Alors, bien entendu, certains s'organisent de façon plus "politique" et pratiquent une forme nouvelle d'activisme [politique], nommé hacktivisme : Anonymous, Telecomix, Lulzsec  et autres "collectifs" informels agissent sur le réseau dans des actions revendicatives. On y retrouve le plus souvent la défense de la liberté d'expression, de l'idée d'une revendication d'une nouvelle forme de société numérique au sein de laquelle de nouvelles valeurs s'opposent à celle de la "société analogique". Ces valeurs n'en sont pas véritablement, elles sont plutôt une forme d'éthique générale. Et c'est peut-être là que se situe l'intérêt de la chose…

Ethique et valeur : mais que charrient donc les hackeristes ?

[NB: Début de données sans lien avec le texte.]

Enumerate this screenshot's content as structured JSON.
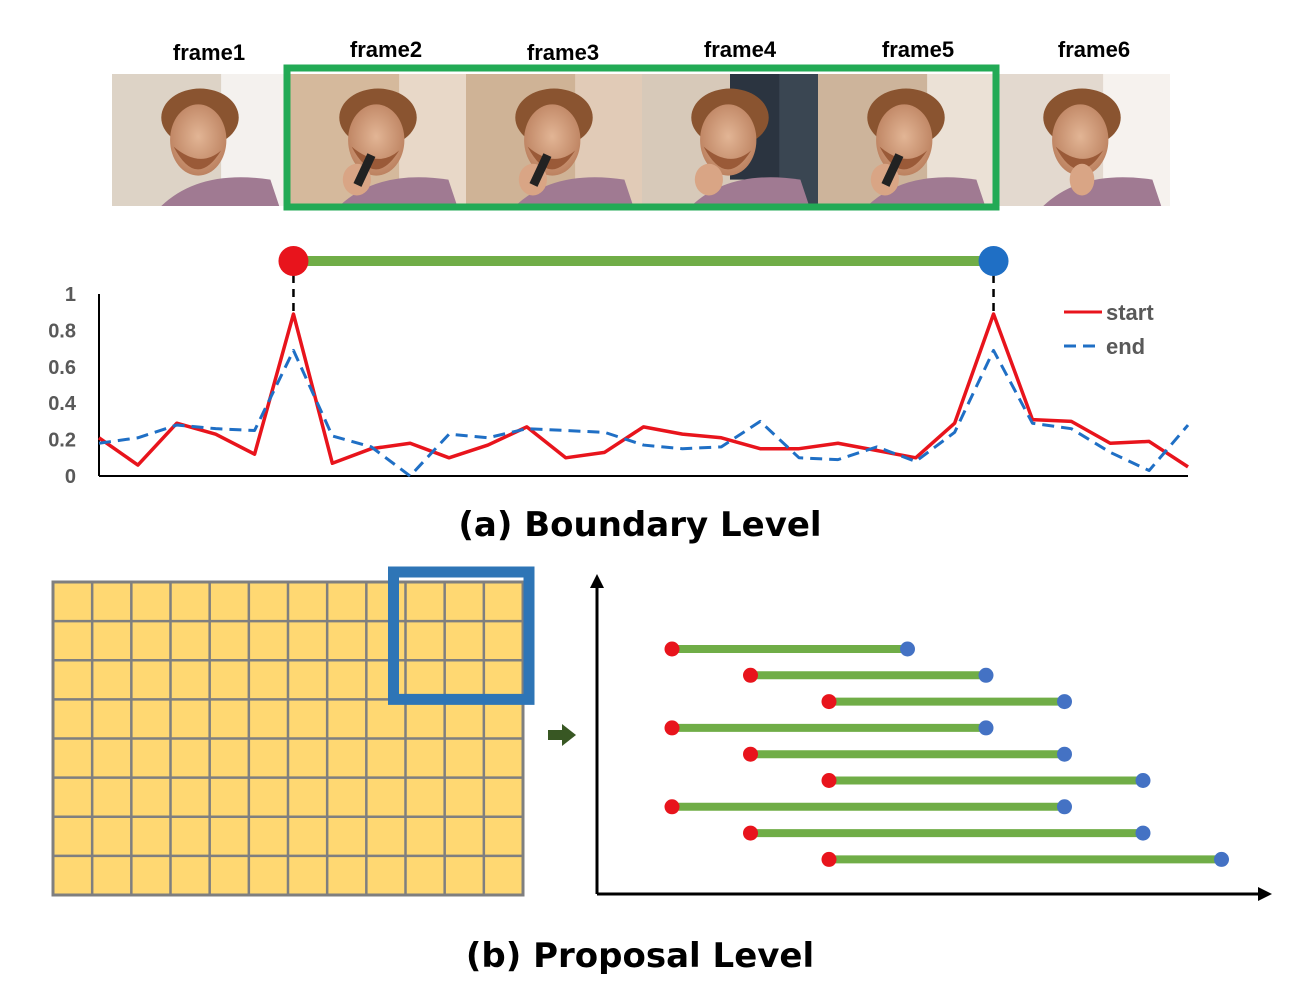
{
  "frames": {
    "labels": [
      "frame1",
      "frame2",
      "frame3",
      "frame4",
      "frame5",
      "frame6"
    ],
    "highlighted": [
      2,
      5
    ]
  },
  "colors": {
    "start": "#e8141c",
    "end": "#1f6fc5",
    "segment": "#70ad47",
    "highlight_box": "#22aa55",
    "grid_fill": "#ffd872",
    "grid_line": "#7f7f7f",
    "window_box": "#2e75b6",
    "arrow": "#385723"
  },
  "chart_data": {
    "type": "line",
    "ylim": [
      0,
      1
    ],
    "yticks": [
      "0",
      "0.2",
      "0.4",
      "0.6",
      "0.8",
      "1"
    ],
    "legend_position": "top-right",
    "x": [
      0,
      1,
      2,
      3,
      4,
      5,
      6,
      7,
      8,
      9,
      10,
      11,
      12,
      13,
      14,
      15,
      16,
      17,
      18,
      19,
      20,
      21,
      22,
      23,
      24,
      25,
      26,
      27,
      28
    ],
    "series": [
      {
        "name": "start",
        "style": "solid",
        "values": [
          0.21,
          0.06,
          0.29,
          0.23,
          0.12,
          0.89,
          0.07,
          0.15,
          0.18,
          0.1,
          0.17,
          0.27,
          0.1,
          0.13,
          0.27,
          0.23,
          0.21,
          0.15,
          0.15,
          0.18,
          0.14,
          0.1,
          0.29,
          0.89,
          0.31,
          0.3,
          0.18,
          0.19,
          0.05
        ]
      },
      {
        "name": "end",
        "style": "dashed",
        "values": [
          0.18,
          0.21,
          0.28,
          0.26,
          0.25,
          0.69,
          0.22,
          0.16,
          0.0,
          0.23,
          0.21,
          0.26,
          0.25,
          0.24,
          0.17,
          0.15,
          0.16,
          0.3,
          0.1,
          0.09,
          0.16,
          0.08,
          0.24,
          0.69,
          0.29,
          0.26,
          0.13,
          0.03,
          0.28
        ]
      }
    ],
    "peaks": [
      5,
      23
    ]
  },
  "captions": {
    "boundary": "(a) Boundary Level",
    "proposal": "(b) Proposal Level"
  },
  "grid": {
    "rows": 8,
    "cols": 12,
    "window": {
      "rows": 3,
      "cols": 3,
      "row_start": 0,
      "col_start": 9
    }
  },
  "proposals": [
    {
      "start": 0,
      "end": 3
    },
    {
      "start": 1,
      "end": 4
    },
    {
      "start": 2,
      "end": 5
    },
    {
      "start": 0,
      "end": 4
    },
    {
      "start": 1,
      "end": 5
    },
    {
      "start": 2,
      "end": 6
    },
    {
      "start": 0,
      "end": 5
    },
    {
      "start": 1,
      "end": 6
    },
    {
      "start": 2,
      "end": 7
    }
  ]
}
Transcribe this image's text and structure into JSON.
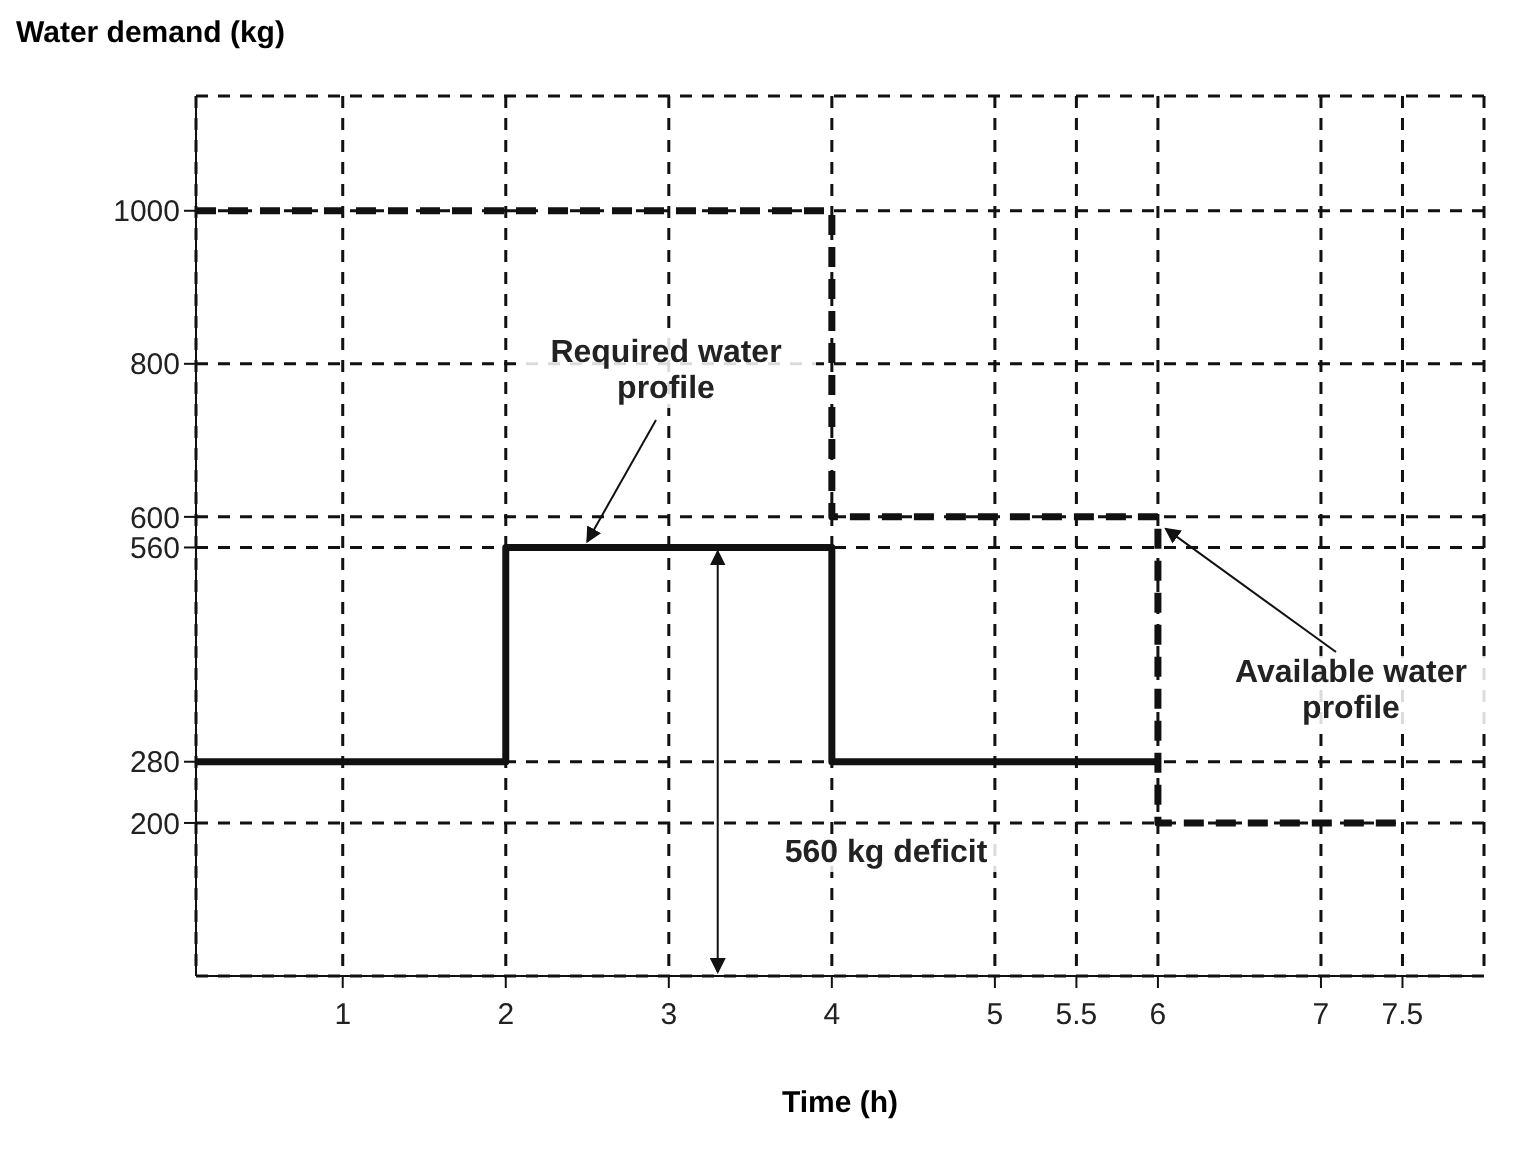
{
  "chart_data": {
    "type": "step",
    "ylabel": "Water demand (kg)",
    "xlabel": "Time (h)",
    "xlim": [
      0.1,
      8
    ],
    "xticks": [
      1,
      2,
      3,
      4,
      5,
      5.5,
      6,
      7,
      7.5
    ],
    "ylim": [
      0,
      1150
    ],
    "yticks": [
      200,
      280,
      560,
      600,
      800,
      1000
    ],
    "grid": true,
    "legend": false,
    "marker": "none",
    "series": [
      {
        "color": "#111111",
        "x": [
          0.1,
          2,
          4,
          6
        ],
        "values": [
          280,
          560,
          280,
          280
        ],
        "line_style": "solid"
      },
      {
        "color": "#111111",
        "x": [
          0.1,
          4,
          6,
          7.5
        ],
        "values": [
          1000,
          600,
          200,
          200
        ],
        "line_style": "dashed"
      }
    ],
    "annotations": [
      {
        "text": "Required water profile",
        "x": 2.5,
        "y": 560
      },
      {
        "text": "Available water profile",
        "x": 6,
        "y": 600
      },
      "560 kg deficit"
    ]
  }
}
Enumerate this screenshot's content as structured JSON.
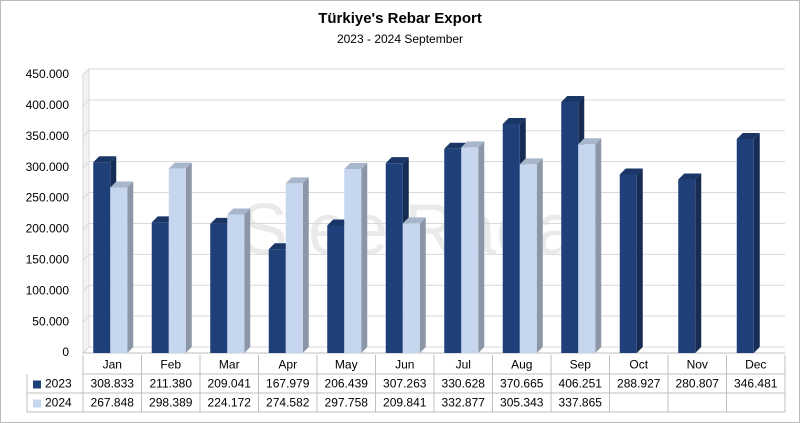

Ils ne le savent certainement pas eux-mêmes, et tant mieux. Au fond, c'est certainement l'envie qui dirige ces individus reliés par une passion commune, et non pas la réaction, la croyance en un dogme quel qu'il soit ou une vision du monde qu'ils aimeraient imposer. C'est là, d'ailleurs, certainement, la force de ces mouvements : création au lieu de destruction, invention plutôt que reproduction. Il est certain qu'au milieu de ce grand bazar des lignes de force se dégagent, une forme d'idéologie qui se confond avec l'éthique. Le partage, l'horizontalité des rapports sociaux, la capacité à agir plutôt qu'à discourir, la découverte de nouveaux territoires sociaux-économiques, l'effort collectif, l'entraide technique, la transmission de savoirs et de savoir-faire, pour au final mener à l'autonomisation maximale des individus au sein d'un système de création de la rareté pourtant basé sur la surproduction et le gaspillage.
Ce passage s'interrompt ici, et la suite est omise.